4. Meatloaf - Paradise by the Dashboard Light

My dream woman is the kind of person that would spontaneously duet this song with me. Paradise by the Dashboard Light is the naughty Grease, fits right into Cry Baby. It's a mischievous rock opera in a single song, and it's a glorious tribute to teen hormones, sex drive and nostalgia. Are there better songs out there? Hmmmm... let me sleep on it.

3. Kansas - Carry on my Wayward Son

Thanks to Supernatural, I've been flung this song a billion times. Not that I mind at all, it's a fantastic piece of prog rock with a wonderful melancholy refrain that frequently breaks down to fast guitar solos, prog riffery and keyboard warbling. Having listened to a fair bit of Kansas this year, I think it's safe to say they never hit the heights of this song ever again.

2. Muse - Knights of Cydonia

Triple J's hottest 100 made this song Number One - the first Number One that has deserved it in a LONG time! Muse's epic sci-fi prog rock western packs atmospherics, virtuosity, epic-ness and one of the best riffs in years into one song. It has all the great qualities of rock - characters struggling against the odds, obscure metaphor making, and goddamn awesome guitars that are heavy in some moments, and echo like a Morricone soundtrack in others. Knights of Cydonia also has what I think might be my favourite music video of all time. Go now. Search it on YouTube. By the time the Unicorn arrives, you'll know you're watching something very special.

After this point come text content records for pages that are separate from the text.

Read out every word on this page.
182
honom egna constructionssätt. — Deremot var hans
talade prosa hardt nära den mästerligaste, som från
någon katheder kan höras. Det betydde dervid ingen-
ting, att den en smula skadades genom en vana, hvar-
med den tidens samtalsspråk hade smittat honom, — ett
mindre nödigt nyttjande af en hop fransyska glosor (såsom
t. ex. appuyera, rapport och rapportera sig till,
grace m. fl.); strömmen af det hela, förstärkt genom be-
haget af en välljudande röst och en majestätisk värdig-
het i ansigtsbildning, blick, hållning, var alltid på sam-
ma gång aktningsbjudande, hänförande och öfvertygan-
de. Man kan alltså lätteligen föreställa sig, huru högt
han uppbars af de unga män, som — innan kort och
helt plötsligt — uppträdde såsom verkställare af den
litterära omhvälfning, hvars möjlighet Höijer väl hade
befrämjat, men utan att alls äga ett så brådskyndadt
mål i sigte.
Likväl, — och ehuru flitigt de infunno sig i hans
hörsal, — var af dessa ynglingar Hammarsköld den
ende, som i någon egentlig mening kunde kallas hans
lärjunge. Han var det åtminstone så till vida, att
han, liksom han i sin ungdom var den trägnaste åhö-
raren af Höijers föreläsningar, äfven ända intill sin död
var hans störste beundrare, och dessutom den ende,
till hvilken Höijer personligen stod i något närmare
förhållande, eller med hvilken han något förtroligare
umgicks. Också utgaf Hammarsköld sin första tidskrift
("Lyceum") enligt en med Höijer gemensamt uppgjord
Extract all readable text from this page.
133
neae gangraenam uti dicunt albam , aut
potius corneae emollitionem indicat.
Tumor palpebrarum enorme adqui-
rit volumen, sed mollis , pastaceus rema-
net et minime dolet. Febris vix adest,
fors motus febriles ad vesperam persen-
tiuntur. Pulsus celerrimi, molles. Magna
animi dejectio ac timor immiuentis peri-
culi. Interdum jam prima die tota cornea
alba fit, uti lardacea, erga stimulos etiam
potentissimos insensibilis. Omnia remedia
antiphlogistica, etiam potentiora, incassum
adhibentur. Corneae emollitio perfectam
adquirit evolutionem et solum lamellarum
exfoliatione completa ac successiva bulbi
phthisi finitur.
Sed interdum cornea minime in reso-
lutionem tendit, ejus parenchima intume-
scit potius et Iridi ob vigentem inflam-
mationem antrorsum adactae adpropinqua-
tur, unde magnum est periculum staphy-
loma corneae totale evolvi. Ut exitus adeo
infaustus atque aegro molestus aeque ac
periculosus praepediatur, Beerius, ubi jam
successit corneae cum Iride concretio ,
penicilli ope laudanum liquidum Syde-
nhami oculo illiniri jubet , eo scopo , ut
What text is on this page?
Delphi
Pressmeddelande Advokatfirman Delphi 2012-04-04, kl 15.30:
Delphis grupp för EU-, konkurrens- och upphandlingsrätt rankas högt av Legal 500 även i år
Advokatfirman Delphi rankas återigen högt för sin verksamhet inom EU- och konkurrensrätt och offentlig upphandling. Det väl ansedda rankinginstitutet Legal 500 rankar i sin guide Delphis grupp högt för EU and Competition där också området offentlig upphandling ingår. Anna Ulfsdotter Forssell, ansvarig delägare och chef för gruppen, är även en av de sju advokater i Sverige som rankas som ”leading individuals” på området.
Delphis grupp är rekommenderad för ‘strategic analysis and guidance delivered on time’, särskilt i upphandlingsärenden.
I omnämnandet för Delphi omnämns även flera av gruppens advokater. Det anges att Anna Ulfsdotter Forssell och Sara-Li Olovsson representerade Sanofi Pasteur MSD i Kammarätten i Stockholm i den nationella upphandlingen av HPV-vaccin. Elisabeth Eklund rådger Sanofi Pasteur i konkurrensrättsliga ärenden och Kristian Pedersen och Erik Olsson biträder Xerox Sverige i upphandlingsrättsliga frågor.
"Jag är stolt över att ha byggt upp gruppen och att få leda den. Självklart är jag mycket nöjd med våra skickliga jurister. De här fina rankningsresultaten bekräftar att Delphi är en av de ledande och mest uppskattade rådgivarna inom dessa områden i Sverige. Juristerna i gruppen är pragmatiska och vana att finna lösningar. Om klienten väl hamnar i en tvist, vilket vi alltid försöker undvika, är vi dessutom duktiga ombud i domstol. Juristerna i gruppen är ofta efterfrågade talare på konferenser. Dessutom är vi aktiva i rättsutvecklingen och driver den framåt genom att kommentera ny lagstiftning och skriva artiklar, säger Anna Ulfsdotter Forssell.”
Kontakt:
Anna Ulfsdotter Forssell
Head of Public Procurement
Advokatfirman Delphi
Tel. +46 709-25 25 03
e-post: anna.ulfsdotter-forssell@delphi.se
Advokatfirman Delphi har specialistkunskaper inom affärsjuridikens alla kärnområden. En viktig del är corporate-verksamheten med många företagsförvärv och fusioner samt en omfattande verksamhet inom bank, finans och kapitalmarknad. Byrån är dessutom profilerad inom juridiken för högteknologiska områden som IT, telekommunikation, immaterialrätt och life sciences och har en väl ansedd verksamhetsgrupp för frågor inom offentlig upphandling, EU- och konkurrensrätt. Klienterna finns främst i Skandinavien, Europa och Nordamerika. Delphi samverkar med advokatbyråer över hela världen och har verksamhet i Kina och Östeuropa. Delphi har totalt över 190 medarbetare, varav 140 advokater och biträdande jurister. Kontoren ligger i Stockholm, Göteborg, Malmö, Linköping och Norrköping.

1. Jonathon Coulton - Still Alive

How could it be anything other than this unabashedly chirpy pop ditty that closes the game of the year, Portal? Filled with sweet lyrics, sugary singing, but blacker than black humour it's the perfect blend of nerdy material and great but simple music. It's the kind of song that creeps inadvertently into people's souls - just try singing the opening lines and see who the people are that stop in recognition and grin. It's the most talked about hidden gem on the internet today, and part of its beauty is that it is built on contextual knowledge of its source. It evokes a stimulating experience that produced universal good will and excitement amongst an entire community. Still Alive is a glorious tribute to the altar of pop culture, and goddamn if it isn't the song that can guarantee cheer me up.